The professor seemed willing to search indefinitely around Cresville for the lizard, or other specimens, though, once or twice, he did ask the boys when they expected to start off on a tour, for no summer went by without seeing them off after some sort of adventures.
“We’ll go next week,” decided Jerry. “By that time this land business will be settled, one way or the other, and I’ll feel easier in my mind. Now let’s go out there, and see what’s up.”
They went up Cabbage Creek to Ryson’s swamp in the motor boat, as on a former occasion, making their way to the land owned by Mrs. Hopkins, wading with their big rubber boots.
“Well, boys, here you are again!” called Fussel, with what he probably meant to be cordiality. “Better make the most of your trips here,” and he laughed.
“How’s that?” asked Jerry, though he guessed at the other’s meaning. Jerry looked around. Considerably more work had been done in excavating, and it did look as though only drainage was the object, for long ditches had been dug, the yellow clay being piled about promiscuously.
“Well, we’re going to close up that right of way, if we don’t get that tract there,” and Fussel motioned to Mrs. Hopkins’s land on which the boys were standing. “Have to use an airship on your next visit, I guess,” and he smiled, showing his big, white teeth.
“That’s what we thought,” spoke Jerry, with a laugh. He was not going to let the foreman gain an advantage on him by being good-natured. Jerry could play that game, too, if it meant anything.
The boys looked about them. There seemed to be more men digging in the swamp than on their former visit. The laborers were delving in the mud and water with their long-handled shovels, taking out the sticky mud and clay. The yellow stuff lay beneath a layer of black peat, and Jerry noticed that the peat was piled on one side of the ditches, while the yellow clay was stacked on the opposite bank.
They made their way to where the motor boat was moored, and, as they reached it, Jerry looked back for a moment in the direction where the men were digging in the swamp. As he did so he uttered an exclamation of surprise.
“What’s up? Another bite?” asked Ned.
“No! But look!” whispered Jerry. “Isn’t that Professor Snodgrass?” and he pointed toward the place of the yellow mud.
“It sure is,” agreed Ned. “He must be looking around here for the two-tailed lizard.”
They saw the little scientist, with his green specimen box and his butterfly net, talking to Fussel.
“Seems like they have met before,” observed Bob, and indeed the boys noted a cordial greeting between the professor and the foreman of the diggers.

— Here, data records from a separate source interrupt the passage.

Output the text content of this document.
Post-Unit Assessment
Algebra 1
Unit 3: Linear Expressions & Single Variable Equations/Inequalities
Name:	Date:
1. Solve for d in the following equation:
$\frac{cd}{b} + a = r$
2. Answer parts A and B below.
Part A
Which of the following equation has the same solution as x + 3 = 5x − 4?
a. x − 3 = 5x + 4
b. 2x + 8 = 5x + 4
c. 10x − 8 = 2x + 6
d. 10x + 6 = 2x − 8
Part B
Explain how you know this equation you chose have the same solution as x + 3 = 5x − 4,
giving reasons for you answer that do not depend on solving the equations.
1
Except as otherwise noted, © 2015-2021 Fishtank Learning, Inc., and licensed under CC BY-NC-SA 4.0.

“Oh, the professor would make friends with anybody who could tell him where to find a new kind of pink-nosed mosquito,” laughed Jerry. “Shall we wait for him?”
“Better not,” recommended Ned. “Dr. Snodgrass will want to stay here all day, gathering specimens, and if he has a liking for being eaten up by swamp mosquitoes, I haven’t. He wouldn’t want to come with us, anyhow, very likely. Let’s leave him to his own devices.”
“All right,” agreed Jerry, but, as the tall lad set the motor going he looked back at the place whence they had come. He was somewhat surprised to see Professor Snodgrass and Foreman Fussel in apparently earnest conversation. And the subject seemed to be the yellow clay, for the foreman was holding a lump of it out to the scientist.